Автор: Стефана Русенова
Категория: Литературна критика
Издателство: Полис
Състояние: Нова книга
ISBN: 9789547960343
224 страници
меки корици
Първо издание: 2010
Народност: българска


This book is a study of the complexities and ambiguities of exile, a topical subject which has been very much in vogue since the 1990s. In her readings of Joseph Conrad`s "Amy Foster" (1903), Vladimir Nabokov`s The Real Life of Sebastian Knight (1938), and Eva Hoffman`s Lost in Translation: A Life in a New Language (1989), Стефана Русенова pursues a twofold aim: she outlines the "hi/story" of exile and at the same time identifies a body of stylistic and formal features of migrant writing, independent of the respective country or culture of origin that could contribute to a “poetics of exile.” Apart from the conscious choice of three historical turning points and different genres, Стефана Русенова selects authors in whose texts innovation plays an essential role and traces their links with modernism and postmodernism.

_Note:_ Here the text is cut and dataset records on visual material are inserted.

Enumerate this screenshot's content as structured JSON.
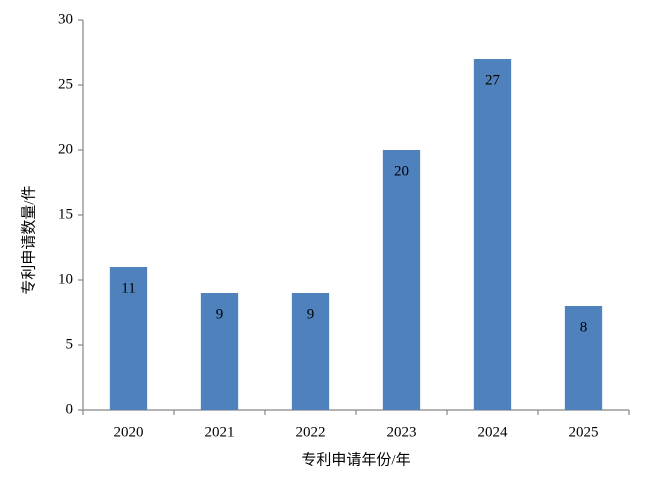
{
  "chart_data": {
    "type": "bar",
    "categories": [
      "2020",
      "2021",
      "2022",
      "2023",
      "2024",
      "2025"
    ],
    "values": [
      11,
      9,
      9,
      20,
      27,
      8
    ],
    "color": "#4f81bd",
    "ylim": [
      0,
      30
    ],
    "yticks": [
      0,
      5,
      10,
      15,
      20,
      25,
      30
    ],
    "xlabel": "专利申请年份/年",
    "ylabel": "专利申请数量/件",
    "grid": false
  }
}
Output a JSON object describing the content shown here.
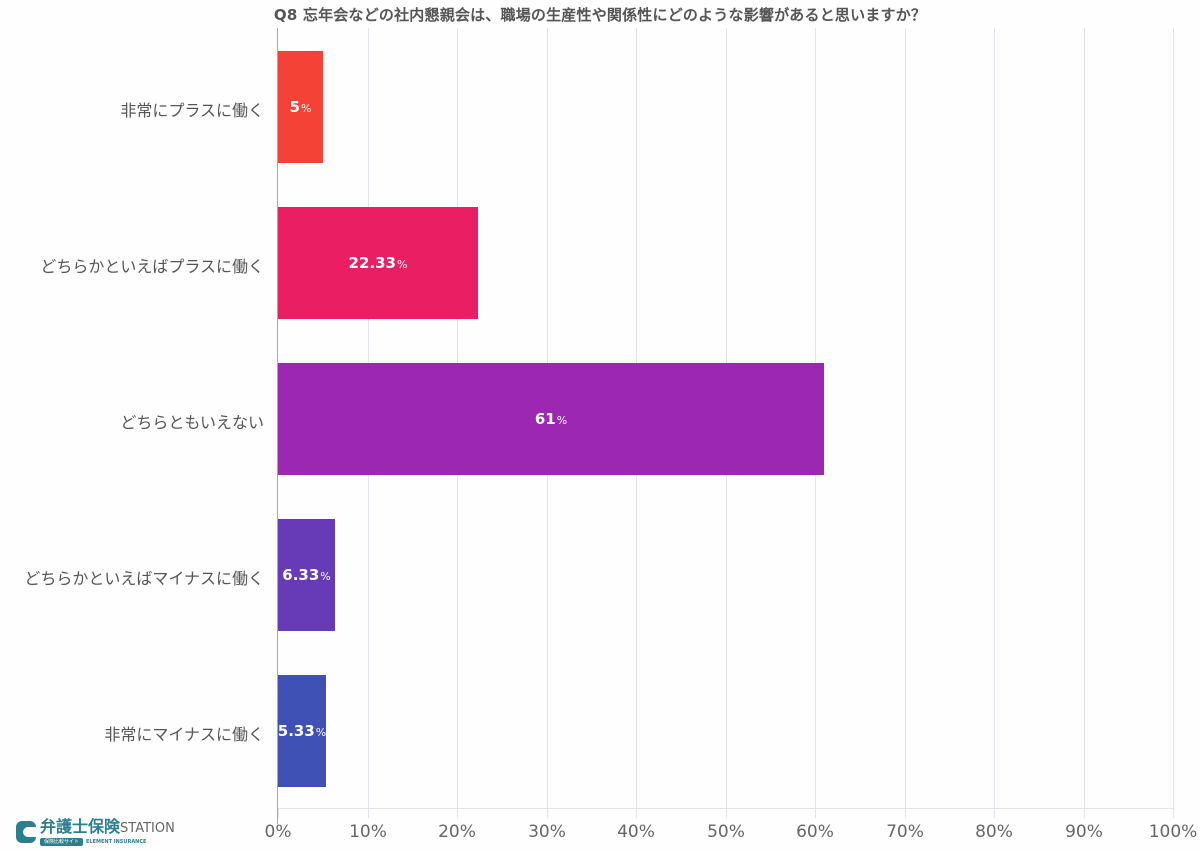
{
  "chart_data": {
    "type": "bar",
    "orientation": "horizontal",
    "title": "Q8 忘年会などの社内懇親会は、職場の生産性や関係性にどのような影響があると思いますか？",
    "categories": [
      "非常にプラスに働く",
      "どちらかといえばプラスに働く",
      "どちらともいえない",
      "どちらかといえばマイナスに働く",
      "非常にマイナスに働く"
    ],
    "values": [
      5,
      22.33,
      61,
      6.33,
      5.33
    ],
    "value_labels": [
      "5",
      "22.33",
      "61",
      "6.33",
      "5.33"
    ],
    "value_suffix": "%",
    "colors": [
      "#f44336",
      "#e91e63",
      "#9c27b0",
      "#673ab7",
      "#3f51b5"
    ],
    "xlabel": "",
    "ylabel": "",
    "xlim": [
      0,
      100
    ],
    "xticks": [
      "0%",
      "10%",
      "20%",
      "30%",
      "40%",
      "50%",
      "60%",
      "70%",
      "80%",
      "90%",
      "100%"
    ],
    "grid": true,
    "legend": null
  },
  "logo": {
    "main": "弁護士保険",
    "station": "STATION",
    "badge": "保険比較サイト",
    "english": "ELEMENT INSURANCE"
  }
}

In her endeavour to define a “poetics of exile”, the author identifies three narrative strategies for the representation of exile which, she argues, develop on the common ground of “doubling”, a technique which determines the respective plots, settings, and constellations of protagonists as well as the micro-structure of the texts through the choice of tropes. “Doubling” and binarism mirror the relationship between the exile's lost past and his present, but, at the same time, they are subverted by a multitude of narrative techniques and strategies: the untranslatability of emotions, for instance, allows for the ludic insertion of words in the mother tongue, for intertextuality, pastiche, and parody; the exiled protagonists eventually turn out to be hybrid characters transformed into a script, a letter or a mask, and the use of the present tense for different temporal strata deactivates the clear separation of past and present.